Apache Hadoop is a file system used to store Big Data. Big Data is designed to contain data that does not fit into a relational database, because it is either unstructured (has no rows or columns) or because of its size (meaning no single machine can process it easily). Hadoop works by distributing Bid Data over many locations. Big Data is closely related to and a less expensive than modern alternative data warehouses. Data warehouses are used by business to scan through enormous amounts of data and use statistics to predict or review customer behavior and other business indicators.
HFDS is the Hadoop Distributed File System. MapReduce is analogous to SQL language for traditional relational databases, but quite different; the query languages it uses are Apache Hive and HiveQL. MapReduce runs queries across unstructured data (i.e. there are no columns and rows) in parallel fashion across hundreds of thousands of servers. Google invented MapReduce, andYahoo invented Hadoop. The “map” part of “MapReduce” refers to a hashmap, which is a data structure with a key and a value. The “reduce” part of this means MapReduce collapses data with the same key into one key-value pair.

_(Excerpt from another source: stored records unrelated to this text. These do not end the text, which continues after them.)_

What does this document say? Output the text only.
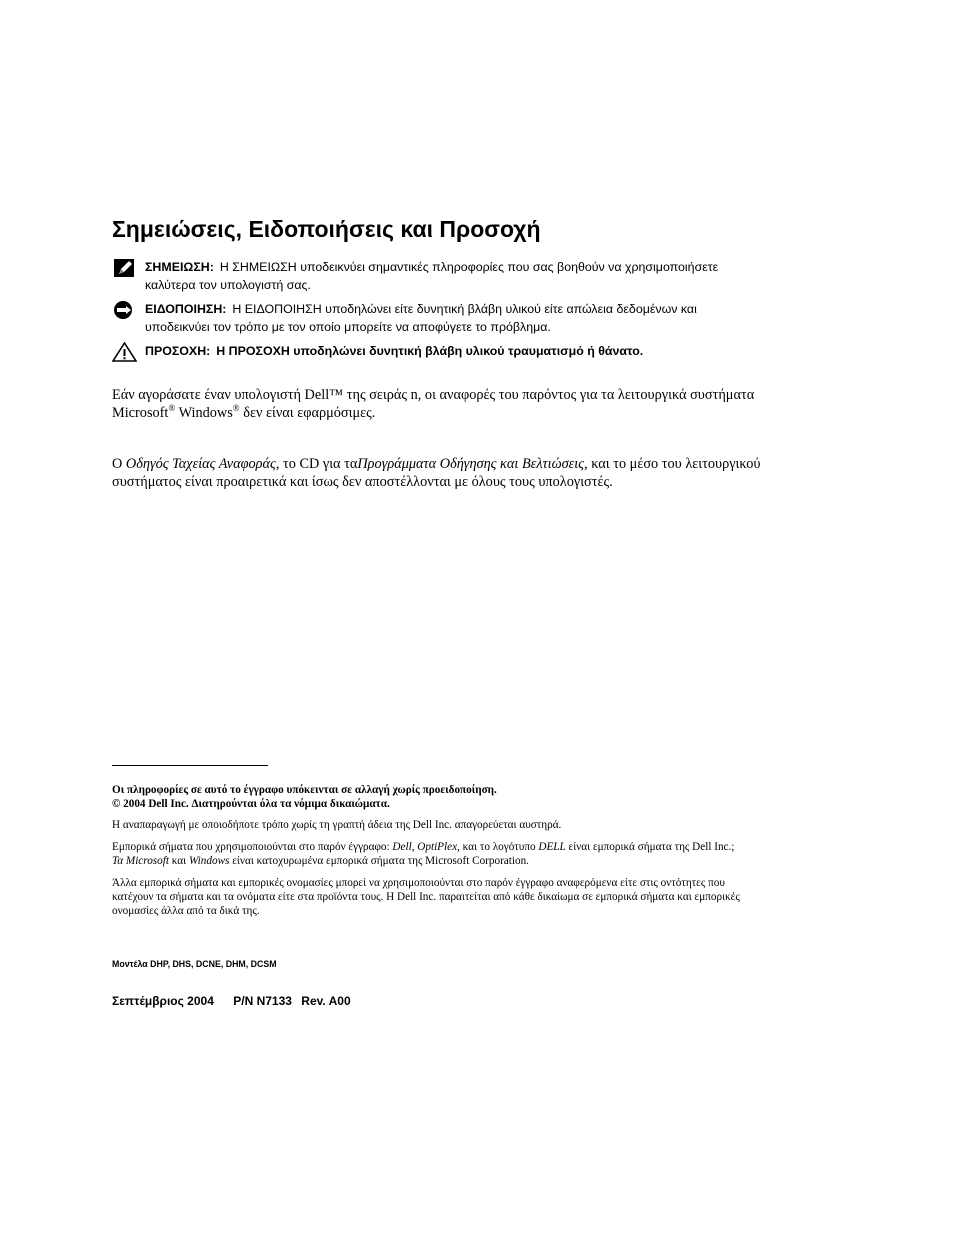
Σημειώσεις, Ειδοποιήσεις και Προσοχή
ΣΗΜΕΙΩΣΗ: Η ΣΗΜΕΙΩΣΗ υποδεικνύει σημαντικές πληροφορίες που σας βοηθούν να χρησιμοποιήσετε
καλύτερα τον υπολογιστή σας.
ΕΙΔΟΠΟΙΗΣΗ: Η ΕΙΔΟΠΟΙΗΣΗ υποδηλώνει είτε δυνητική βλάβη υλικού είτε απώλεια δεδομένων και
υποδεικνύει τον τρόπο με τον οποίο μπορείτε να αποφύγετε το πρόβλημα.
ΠΡΟΣΟΧΗ: Η ΠΡΟΣΟΧΗ υποδηλώνει δυνητική βλάβη υλικού τραυματισμό ή θάνατο.
Εάν αγοράσατε έναν υπολογιστή Dell™ της σειράς n, οι αναφορές του παρόντος για τα λειτουργικά συστήματα
Microsoft® Windows® δεν είναι εφαρμόσιμες.
Ο Οδηγός Ταχείας Αναφοράς, το CD για ταΠρογράμματα Οδήγησης και Βελτιώσεις, και το μέσο του λειτουργικού
συστήματος είναι προαιρετικά και ίσως δεν αποστέλλονται με όλους τους υπολογιστές.
Οι πληροφορίες σε αυτό το έγγραφο υπόκεινται σε αλλαγή χωρίς προειδοποίηση.
© 2004 Dell Inc. Διατηρούνται όλα τα νόμιμα δικαιώματα.
Η αναπαραγωγή με οποιοδήποτε τρόπο χωρίς τη γραπτή άδεια της Dell Inc. απαγορεύεται αυστηρά.
Εμπορικά σήματα που χρησιμοποιούνται στο παρόν έγγραφο: Dell, OptiPlex, και το λογότυπο DELL είναι εμπορικά σήματα της Dell Inc.;
Τα Microsoft και Windows είναι κατοχυρωμένα εμπορικά σήματα της Microsoft Corporation.
Άλλα εμπορικά σήματα και εμπορικές ονομασίες μπορεί να χρησιμοποιούνται στο παρόν έγγραφο αναφερόμενα είτε στις οντότητες που
κατέχουν τα σήματα και τα ονόματα είτε στα προϊόντα τους. Η Dell Inc. παραιτείται από κάθε δικαίωμα σε εμπορικά σήματα και εμπορικές
ονομασίες άλλα από τα δικά της.
Μοντέλα DHP, DHS, DCNE, DHM, DCSM
Σεπτέμβριος 2004 P/N N7133 Rev. A00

As you can imagine, backing up data for a Hadoop file system, at first glance, could be highly complex. Yet the system has built-in redundancy that reduces or eliminates the need for any kind of offline backup. Each node in the HDFS report, backs its status to Hadoop. If one node does not report back for some period of time, it is assumed to be down. Hadoop then reassigns another node to take its place. The existing data there can be recovered from the defected node using the replicated disk.
Since Hadoop is a distributed file system, it can be backed up like any other file system. There is no need to reformat it. It can be restored, as is regularly done with LDAP databases and ocassionally done with Oracle databases.
Hadoop stores its’ instructions of where to find other nodes in the NameNode. This it called “metadata.” You can build redundancy into the NameNode using disk mirroring or RAID technology to make multiple copies of the metadata.
The HDFS program scans a disk and reports (but does not repair) corrupt data blocks in individual disks. NameNode is responsible for the repair. Metadata can be recovered using the “recover” command. It wipes out the NameNode, so it should only be used when the metadata cannot be restored from any of its replicas.
There is no need to backup a Hadoop Distributed File System as one might do with a traditional file system. Instead one can use disk replication and configure the system to maintain multiple copies of the NameNode.